Income Statement Changes
Excluding acquisition-related items, the Company's noninterest income increased by $281,000, or 19.4%, for the first quarter of 2011. This increase was largely due to a $158,000 increase in service charges on deposit accounts, a $27,000 increase in mortgage banking income and a $113,000 increase in other noninterest income.
Noninterest expense increased by $1.3 million, or 20.7%, during the first quarter of 2011 to $7.7 million for the quarter ended March 31, 2011. This increase was primarily related to the Bank of Hiawassee acquisition and increased credit-related expenses arising from the disposition of troubled assets. As a result of the acquisition, the Company added five additional offices, for a total of 21 offices.
About Citizens South Banking Corporation
Citizens South Bank was founded in 1904 and is headquartered in Gastonia, North Carolina. Deposits are FDIC insured up to applicable regulatory limits. At March 31, 2011, the Company had $1.0 billion in assets with 21 full-service offices in the Charlotte and North Georgia regions, including Gaston, Iredell, Rowan, Mecklenburg, and Union counties in North Carolina, York County in South Carolina, and Towns, Union, and Fannin counties in Georgia. Citizens South Bank is an Equal Housing Lender and Member, FDIC. The Bank is a wholly-owned subsidiary of Citizens South Banking Corporation, and shares of the common stock of the Company trade on the NASDAQ Global Market under the ticker symbol "CSBC." The Company maintains a website at that includes information on the Company, along with a list of products and services, branch locations, current financial information, and links to the Company's filings with the SEC.

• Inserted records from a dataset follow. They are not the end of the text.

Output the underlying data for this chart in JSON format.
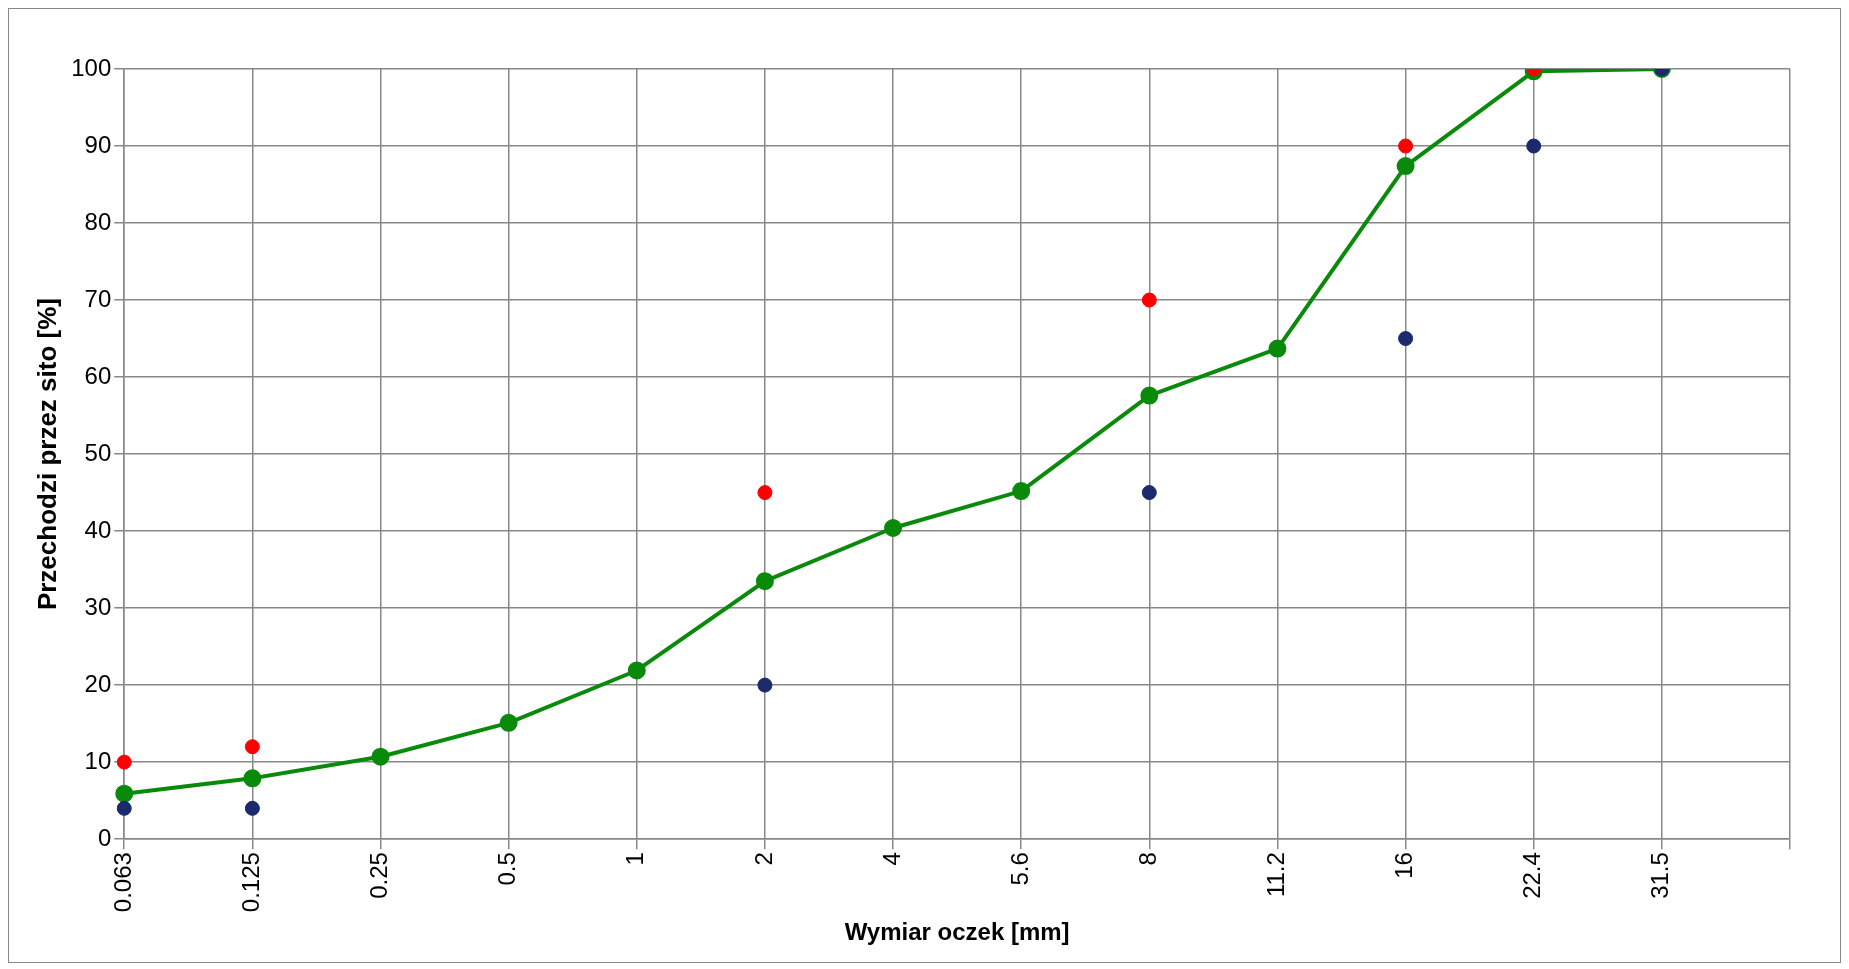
{
  "chart_data": {
    "type": "line",
    "xlabel": "Wymiar oczek [mm]",
    "ylabel": "Przechodzi przez sito [%]",
    "categories": [
      "0.063",
      "0.125",
      "0.25",
      "0.5",
      "1",
      "2",
      "4",
      "5.6",
      "8",
      "11.2",
      "16",
      "22.4",
      "31.5",
      null
    ],
    "series": [
      {
        "type": "scatter",
        "color": "#ff0000",
        "values": [
          10,
          12,
          null,
          null,
          null,
          45,
          null,
          null,
          70,
          null,
          90,
          100,
          null,
          null
        ]
      },
      {
        "type": "scatter",
        "color": "#1a2a6c",
        "values": [
          4,
          4,
          null,
          null,
          null,
          20,
          null,
          null,
          45,
          null,
          65,
          90,
          100,
          null
        ]
      },
      {
        "color": "#0a8a0a",
        "values": [
          5.9,
          7.9,
          10.7,
          15.1,
          21.9,
          33.5,
          40.4,
          45.2,
          57.6,
          63.7,
          87.4,
          99.7,
          100,
          null
        ]
      }
    ],
    "ylim": [
      0,
      100
    ],
    "yticks": [
      0,
      10,
      20,
      30,
      40,
      50,
      60,
      70,
      80,
      90,
      100
    ],
    "grid": true,
    "marker": "circle",
    "line_style": "solid"
  }
}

The Citizens South Banking Corporation logo is available at
Forward-looking Statements
This news release contains certain forward-looking statements which include, but are not limited to, statements of our earnings expectations, statements regarding our operating strategy, and estimates of our future costs and benefits. These forward-looking statements are based on our current beliefs and expectations and are inherently subject to significant business, economic and competitive uncertainties and contingencies, many of which are beyond our control. In addition, these forward-looking statements are subject to assumptions with respect to future business strategies and decisions that are subject to change. Forward-looking statements speak only as of the date they are made and the Company is under no duty to update these forward-looking statements to reflect circumstances or events that occur after the date of the forward-looking statements or to reflect the occurrence of unanticipated events. A number of factors could cause actual conditions, events or results to differ significantly from those described in the forward-looking statements. Factors that could cause such a difference include, but are not limited to, changes in general economic conditions – either locally or nationally, competition among depository and financial institutions, the continuation of current revenue and expense trends, significant changes in interest rates, unforeseen changes in the Company's markets, and legal, regulatory, or accounting changes. The Company's reports filed from time to time with the Securities and Exchange Commission, including the Company's Form 10-K for the year ended December 31, 2010, describe some of these factors.